E
n manque de kérosène, un avion se trouve dans l’obligation d’atterrir. Par chance, il survole une grande route peu utilisée. Tant mieux, l’impact est violent ! La pilote, Nora Parks, sort indemne du crash et poursuit sa route. Elle prend rapidement possession d’une voiture du FBI, dont les deux agents assurent la sécurité autour de l’aéronef en feu. En regardant son rétroviseur central, elle voit un détenu. C’est Jack. Menotté à la portière, il échappe pour le moins fortuitement à son escorte policière. Pendant ce temps-là, le président des États-Unis recherche l’appui des nations alliées pour organiser des représailles et l’agent de la CIA, Lancaster, est à pied d’œuvre en Europe pour arrêter les terroristes informatiques.
Le scénario de Chaos, le deuxième volet de la série Cyberwar, s’éloigne de la promesse du thriller réaliste. Les événements abordés dans cet opus se caractérisent, a contrario, par des incohérences à répétitions. L’auteur, Daniel Pecqueur (Golden City, Arctica), élude notamment toutes les conséquences économiques d’un arrêt de la première puissance mondiale, faisant fi de l’imbrication des échanges commerciaux. Les scènes se déroulant en Hollande sont représentatives de cette dichotomie. La vie s’écoule paisiblement aux bords des canaux d’Amsterdam, alors que c’est l’apocalypse dans les rues de New-York. Autres écueils, les dialogues des personnels politiques sont ponctués d’explications infantilisant le lecteur. L’intrigue et les jeux de pouvoirs ne peuvent jamais prendre de l’ampleur puisque chaque intervention du dirigeant yankee est complétée par une question d’un collaborateur visant à justifier la stratégie élaborée. Quant au personnage principal des débuts, son arc narratif se clôt promptement au quart de l'album.
À l’opposé des lourdeurs d’écriture, la mise en images de Denys (Le Casse – Soul Man, La Grande Évasion – Fatman, Sept Survivants) est limpide. L’épaisseur de son trait manque de variations, mais sa copie est appliquée. Il ne délaisse jamais les arrière-plans et il s’avère très adroit pour agencer les planches d’intérieur où les protagonistes s’accumulent dans de petits espaces. La gestion du noir oscille entre aplats sur les objets inanimés et accumulation de traits directement sur les protagonistes. Plus rarement et pourtant bien senties, le dessinateur a apposé ses empreintes à l’encre sous les véhicules en mouvement afin de rendre l’effet irrégulier du macadam. Autre bon point, les vues aériennes garantissent une parfaite lisibilité des déplacements automobiles.
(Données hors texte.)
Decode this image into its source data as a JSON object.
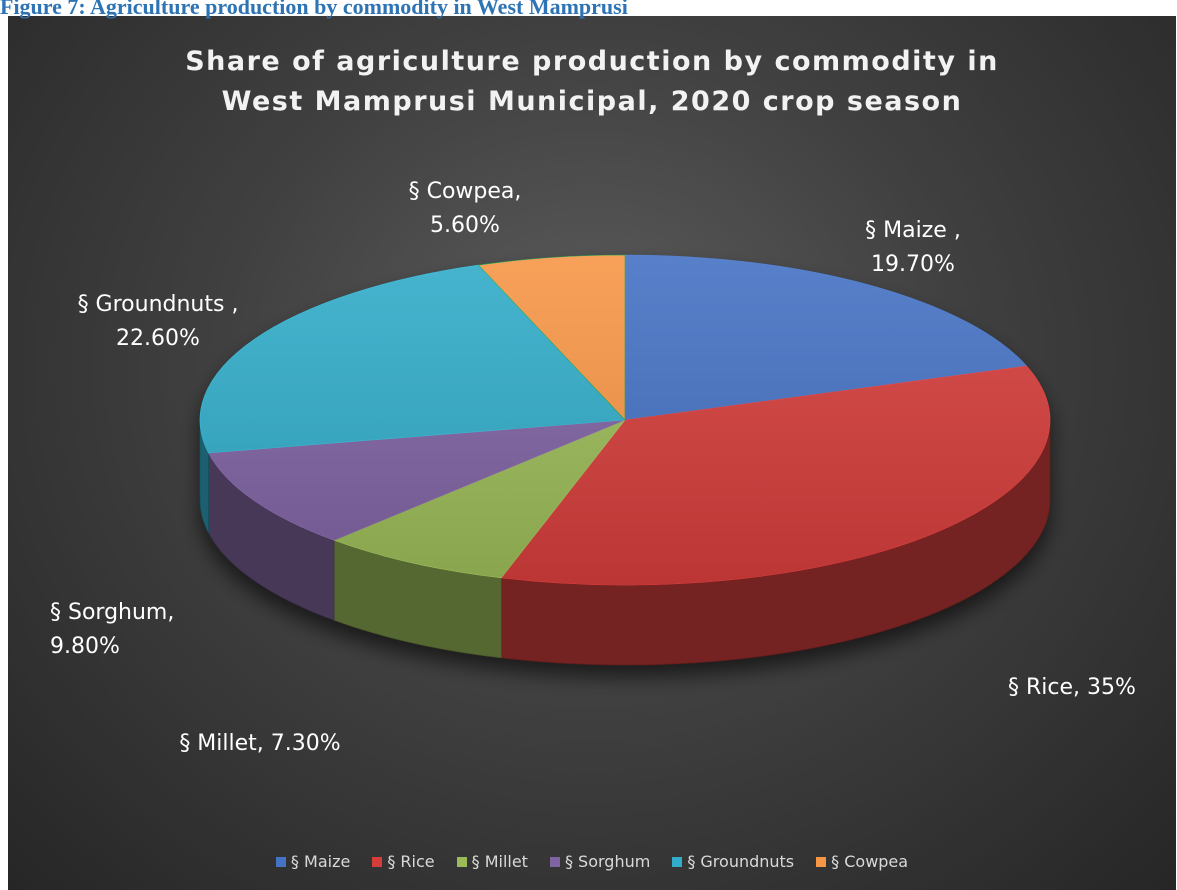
{
  "caption": "Figure 7: Agriculture production by commodity in West Mamprusi",
  "chart_data": {
    "type": "pie",
    "title": [
      "Share of agriculture production by commodity in",
      "West Mamprusi Municipal, 2020 crop season"
    ],
    "legend_position": "bottom",
    "three_d": true,
    "slices": [
      {
        "name": "§ Maize",
        "value": 19.7,
        "label": [
          "§ Maize ,",
          "19.70%"
        ],
        "color": "#4472C4"
      },
      {
        "name": "§ Rice",
        "value": 35,
        "label": [
          "§ Rice, 35%"
        ],
        "color": "#D43D3A"
      },
      {
        "name": "§ Millet",
        "value": 7.3,
        "label": [
          "§ Millet, 7.30%"
        ],
        "color": "#9BBB59"
      },
      {
        "name": "§ Sorghum",
        "value": 9.8,
        "label": [
          "§ Sorghum,",
          "9.80%"
        ],
        "color": "#8064A2"
      },
      {
        "name": "§ Groundnuts",
        "value": 22.6,
        "label": [
          "§ Groundnuts ,",
          "22.60%"
        ],
        "color": "#31ACC9"
      },
      {
        "name": "§ Cowpea",
        "value": 5.6,
        "label": [
          "§ Cowpea,",
          "5.60%"
        ],
        "color": "#F79646"
      }
    ]
  }
}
Dommage cependant que les choix de cadrages excluent strictement les contre-plongées, surtout en ce qui concerne les cases d’interrogatoire (ou plus exactement de torture).
La gamme chromatique de Jean-Paul Fernandez (Nevada, Wonderball) est contenue sans laisser l’impression d’un déficit de couleurs. Quelle que soit la séquence, sa palette est identique. Tout juste perceptible, l’intensité des tons chauds augmente du côté de la Havane alors que les actions aux Pays-bas se couvrent davantage d’un dégradé de bleu. En somme, le rendu est très proche de la photo des productions hollywoodiennes, de la chaleur du récit catastrophe à l'ambiance humide du polar.
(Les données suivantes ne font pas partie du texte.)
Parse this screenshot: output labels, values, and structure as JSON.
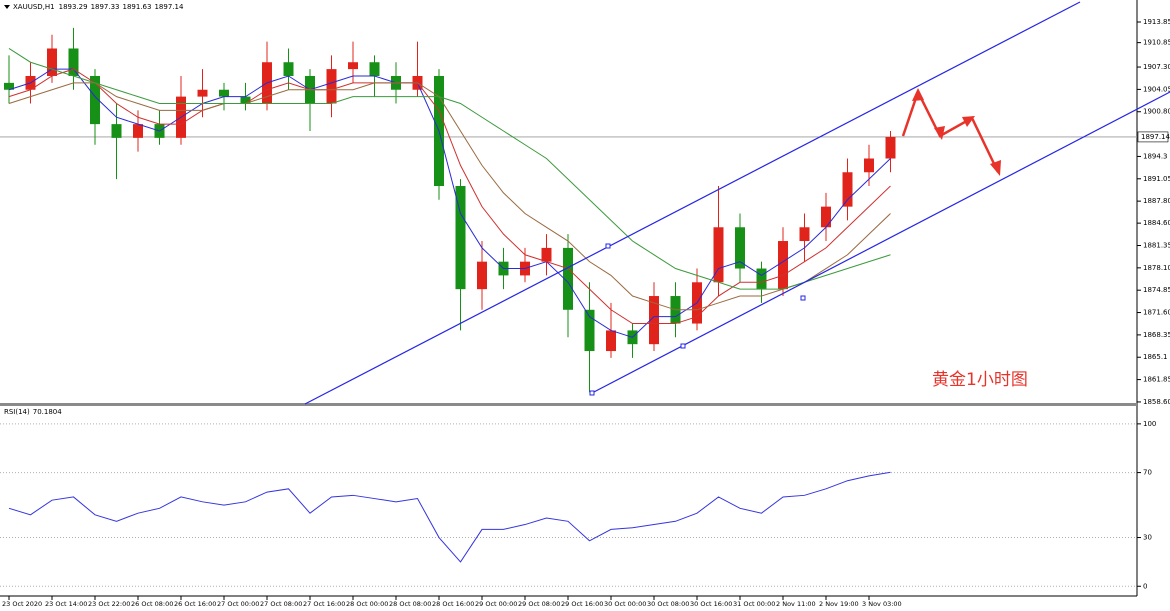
{
  "chart_data": [
    {
      "type": "candlestick",
      "title": "XAUUSD,H1",
      "ohlc_header": [
        1893.29,
        1897.33,
        1891.63,
        1897.14
      ],
      "categories": [
        "23 Oct 2020",
        null,
        "23 Oct 14:00",
        null,
        "23 Oct 22:00",
        null,
        "26 Oct 08:00",
        null,
        "26 Oct 16:00",
        null,
        "27 Oct 00:00",
        null,
        "27 Oct 08:00",
        null,
        "27 Oct 16:00",
        null,
        "28 Oct 00:00",
        null,
        "28 Oct 08:00",
        null,
        "28 Oct 16:00",
        null,
        "29 Oct 00:00",
        null,
        "29 Oct 08:00",
        null,
        "29 Oct 16:00",
        null,
        "30 Oct 00:00",
        null,
        "30 Oct 08:00",
        null,
        "30 Oct 16:00",
        null,
        "31 Oct 00:00",
        null,
        "2 Nov 11:00",
        null,
        "2 Nov 19:00",
        null,
        "3 Nov 03:00",
        null
      ],
      "open": [
        1905,
        1904,
        1906,
        1910,
        1906,
        1899,
        1897,
        1899,
        1897,
        1903,
        1904,
        1903,
        1902,
        1908,
        1906,
        1902,
        1907,
        1908,
        1906,
        1904,
        1906,
        1890,
        1875,
        1879,
        1877,
        1879,
        1881,
        1872,
        1866,
        1869,
        1867,
        1874,
        1870,
        1876,
        1884,
        1878,
        1875,
        1882,
        1884,
        1887,
        1892,
        1894
      ],
      "high": [
        1909,
        1908,
        1912,
        1913,
        1907,
        1902,
        1901,
        1901,
        1906,
        1907,
        1905,
        1905,
        1911,
        1910,
        1907,
        1909,
        1911,
        1909,
        1908,
        1911,
        1907,
        1891,
        1882,
        1881,
        1881,
        1883,
        1883,
        1876,
        1873,
        1870,
        1876,
        1876,
        1878,
        1890,
        1886,
        1879,
        1884,
        1886,
        1889,
        1894,
        1896,
        1898
      ],
      "low": [
        1902,
        1902,
        1905,
        1904,
        1896,
        1891,
        1895,
        1896,
        1896,
        1900,
        1901,
        1901,
        1901,
        1904,
        1898,
        1900,
        1905,
        1903,
        1902,
        1903,
        1888,
        1869,
        1872,
        1875,
        1876,
        1877,
        1868,
        1860,
        1865,
        1865,
        1866,
        1868,
        1869,
        1874,
        1876,
        1873,
        1874,
        1879,
        1882,
        1885,
        1890,
        1892
      ],
      "close": [
        1904,
        1906,
        1910,
        1906,
        1899,
        1897,
        1899,
        1897,
        1903,
        1904,
        1903,
        1902,
        1908,
        1906,
        1902,
        1907,
        1908,
        1906,
        1904,
        1906,
        1890,
        1875,
        1879,
        1877,
        1879,
        1881,
        1872,
        1866,
        1869,
        1867,
        1874,
        1870,
        1876,
        1884,
        1878,
        1875,
        1882,
        1884,
        1887,
        1892,
        1894,
        1897.14
      ],
      "up_color": "#e0241c",
      "down_color": "#169016",
      "series": [
        {
          "color": "#2a2ad8",
          "values": [
            1904,
            1905,
            1907,
            1907,
            1903,
            1900,
            1899,
            1898,
            1900,
            1902,
            1903,
            1903,
            1905,
            1906,
            1904,
            1905,
            1906,
            1906,
            1905,
            1905,
            1898,
            1886,
            1881,
            1878,
            1878,
            1879,
            1876,
            1871,
            1869,
            1868,
            1871,
            1871,
            1873,
            1878,
            1879,
            1877,
            1879,
            1881,
            1884,
            1888,
            1891,
            1894
          ]
        },
        {
          "color": "#d03030",
          "values": [
            1903,
            1904,
            1906,
            1907,
            1905,
            1902,
            1900,
            1899,
            1899,
            1901,
            1902,
            1902,
            1904,
            1905,
            1904,
            1904,
            1905,
            1905,
            1905,
            1905,
            1901,
            1893,
            1887,
            1883,
            1880,
            1879,
            1878,
            1875,
            1872,
            1870,
            1870,
            1870,
            1871,
            1874,
            1876,
            1876,
            1877,
            1879,
            1881,
            1884,
            1887,
            1890
          ]
        },
        {
          "color": "#9a6a40",
          "values": [
            1902,
            1903,
            1904,
            1905,
            1905,
            1903,
            1902,
            1901,
            1901,
            1901,
            1902,
            1902,
            1903,
            1904,
            1904,
            1904,
            1904,
            1905,
            1905,
            1905,
            1903,
            1898,
            1893,
            1889,
            1886,
            1884,
            1882,
            1879,
            1877,
            1874,
            1873,
            1872,
            1872,
            1873,
            1874,
            1874,
            1875,
            1876,
            1878,
            1880,
            1883,
            1886
          ]
        },
        {
          "color": "#3c9a3c",
          "values": [
            1910,
            1908,
            1907,
            1906,
            1905,
            1904,
            1903,
            1902,
            1902,
            1902,
            1902,
            1902,
            1902,
            1902,
            1902,
            1902,
            1903,
            1903,
            1903,
            1903,
            1903,
            1902,
            1900,
            1898,
            1896,
            1894,
            1891,
            1888,
            1885,
            1882,
            1880,
            1878,
            1877,
            1876,
            1875,
            1875,
            1875,
            1876,
            1877,
            1878,
            1879,
            1880
          ]
        }
      ],
      "last_price": 1897.14,
      "annotation": "黄金1小时图",
      "ylim": [
        1858.3,
        1917.05
      ],
      "yticks": [
        1913.85,
        1910.85,
        {
          "value": 1907.3,
          "label": "1907.30"
        },
        1904.05,
        {
          "value": 1900.8,
          "label": "1900.80"
        },
        1894.3,
        1891.05,
        {
          "value": 1887.8,
          "label": "1887.80"
        },
        {
          "value": 1884.6,
          "label": "1884.60"
        },
        1881.35,
        {
          "value": 1878.1,
          "label": "1878.10"
        },
        1874.85,
        {
          "value": 1871.6,
          "label": "1871.60"
        },
        1868.35,
        1865.1,
        1861.85,
        {
          "value": 1858.6,
          "label": "1858.60"
        }
      ]
    },
    {
      "type": "line",
      "title": "RSI(14)",
      "current": 70.1804,
      "series": [
        {
          "color": "#3434e0",
          "values": [
            48,
            44,
            53,
            55,
            44,
            40,
            45,
            48,
            55,
            52,
            50,
            52,
            58,
            60,
            45,
            55,
            56,
            54,
            52,
            54,
            30,
            15,
            35,
            35,
            38,
            42,
            40,
            28,
            35,
            36,
            38,
            40,
            45,
            55,
            48,
            45,
            55,
            56,
            60,
            65,
            68,
            70.18
          ]
        }
      ],
      "ylim": [
        -6,
        111
      ],
      "yticks": [
        0,
        30,
        70,
        100
      ],
      "grid": true
    }
  ]
}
Le coup de génie est à mettre au crédit de Nicolas Sinner (Horacio d’Alba) qui réalise une couverture magnifique. Sa composition réinterprète cinq pages en un seul dessin. Une évidence !
Au final, cet épisode alterne le pire et le meilleur. Un rebondissement succède à un autre, le tout formant un divertissement qui nécessite un total lâcher prise. Un tome trois est déjà annoncé, mais est-il vraiment attendu ?
Cette suite monte d'un cran et accélère le rythme. Maintenant que les bases sont posées, on suit avec passion l'enquête de Lancaster qui suit de prêt la piste des cyber-criminels. On sent vraiment que les événements s’enchaînent rapidement et que les Américains sont à cran.
Avec un dessin toujours aussi simple mais efficace, et un univers moderne et proche de nous, je me retrouve à être de plus en plus intéressé par cette série.